Consider the "big three" Western economies: Germany, Japan and the United States, which together account for over half of the West's output and nearly 30% of the world's GDP.
- In Germany, the working-age population (those aged 15-64) is projected to decline by 15% between now and 2030, and the decline will be much steeper if immigration slows. Meanwhile, Germany's 65-plus population is set to grow by a third, to 27% from 20%. Its 80-plus population will grow by over half, to 8% from about 5%. Big increases in pension obligations, health-care costs and long-term care needs are thus in the offing.
Germans have been famously diligent savers since World War II, but these demographic changes will put big downward pressures on household savings rates and budgetary balances. A recent Bank of International Settlements (BIS) study suggests that, absent major adjustments in fiscal policies and public policy commitments, Germany's ratio of public debt to GDP could exceed 200% by 2030--with annual service on this debt approaching 10% of GDP.
That's nearly twice Greece's current burden of debt service. In such a world, Germany might be hard pressed to remain the ultimate guarantor of the euro--and even if it could, economic performance would be seriously jeopardized.
- In Japan, 30% of the population could be above age 65 by 2030, and nearly 13%--more than one in eight--could be 80 or older. Japan's working-age population, which has been falling since the mid-1990s, is projected to drop by another 16% between 2010 and 2030.
The implication? Today Japan's gross public debt is already around 200% of GDP, the result of years of deficit spending. On the country's current course, estimates the BIS, Japan's public debt would hit 600% of GDP around 2030.
Given Japan's low (near-zero) interest rates for public borrowing, servicing such a massive debt overhang might not lead to a sovereign debt crisis. But such a huge public debt burden could poison the country's economic outlook.
- The U.S., meanwhile, can expect to see continuing population and manpower growth between now and 2030, thanks to relatively high birth rates and a robust inflow of immigrants (roughly half of them legal). America will remain the most youthful Western society, although its 65-plus population will be about 19% of the total, up from 13% today.
Nevertheless, entitlement liabilities--especially the unfunded liabilities in the health-care system--are on course to skyrocket in the decades ahead. The country's recently enacted health reform will make the burden heavier.
At present, the ratio of gross U.S. public debt to GDP is nearing 100%, and the country is running annual deficits of around 10% of GDP. The Congressional Budget Office projects gross public debt to be 200% of GDP by 2020, and the BIS sees it hitting 300% of GDP by 2030. By the BIS estimates, restoring the U.S. public debt burden to 2007 levels would require budget surpluses of 2.4% of GDP for the next 20 years.

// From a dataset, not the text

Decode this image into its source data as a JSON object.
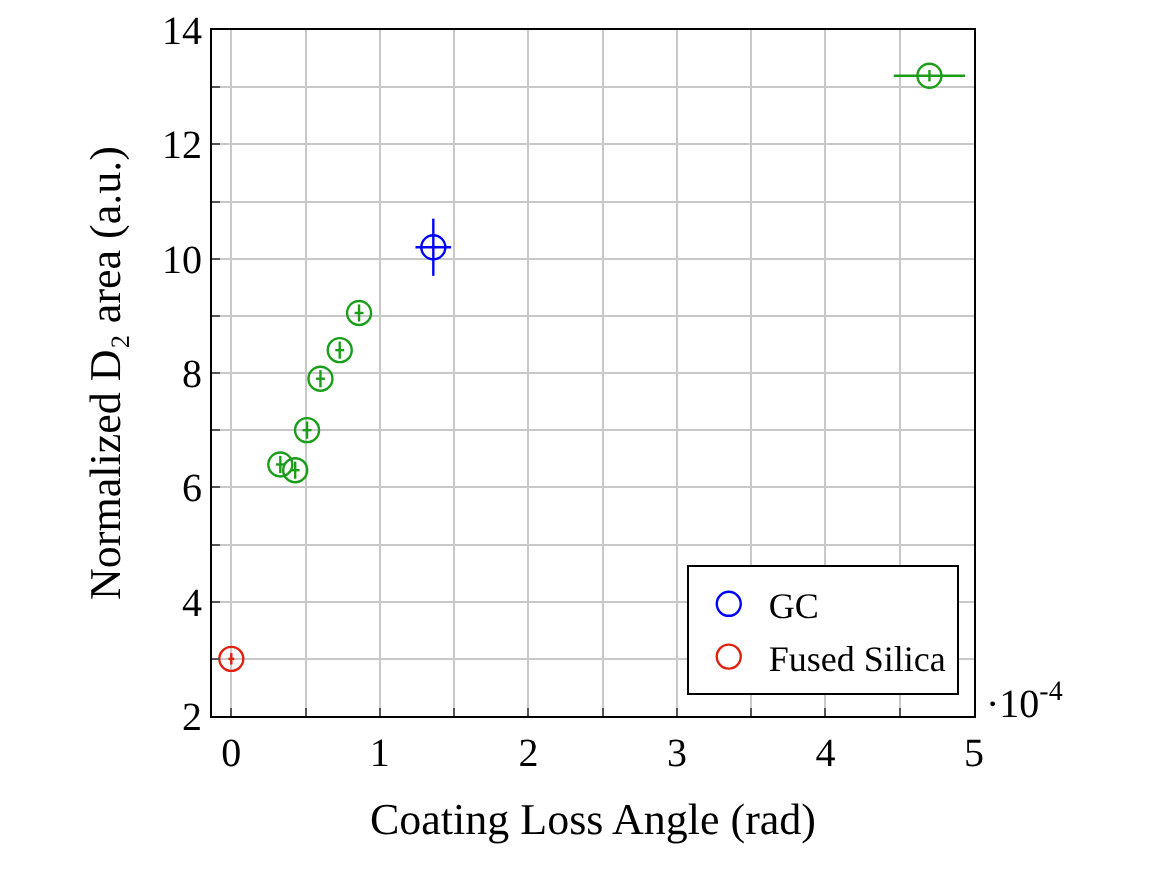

Maintaining economic growth in the face of these demographic trends will require rethinking current approaches to work and retirement, pension and health-care policies, and government budget discipline. Thanks to the recent financial crisis, we're now familiar with the concept of the "financial stress test" used to evaluate the soundness of banks and allied institutions. A "demographic stress test" for Western economies is now in order, so that voters and their elected representatives can cope with aging populations and declining work forces.
Such an exercise would assess how manpower availability, labor force participation rates, aging and budgetary commitments would, over the next 30 years, affect key measures of national economic well-being like growth and productivity, fiscal balances, and government debt. It would also indicate the extent to which adverse "baseline" costs and consequences could be mitigated or offset by changes in lifestyle, personal behavior and public policy. These could include, for example, later retirement thanks to healthy aging, increased attention to preventive health care, enhanced personal savings, and adjustments to health and pension schemes.
Every Western country will have to determine how to pursue a future that is grayer but healthier and more affluent. The sooner we pay serious attention to the demographic challenge, the likelier we will be to meet it successfully.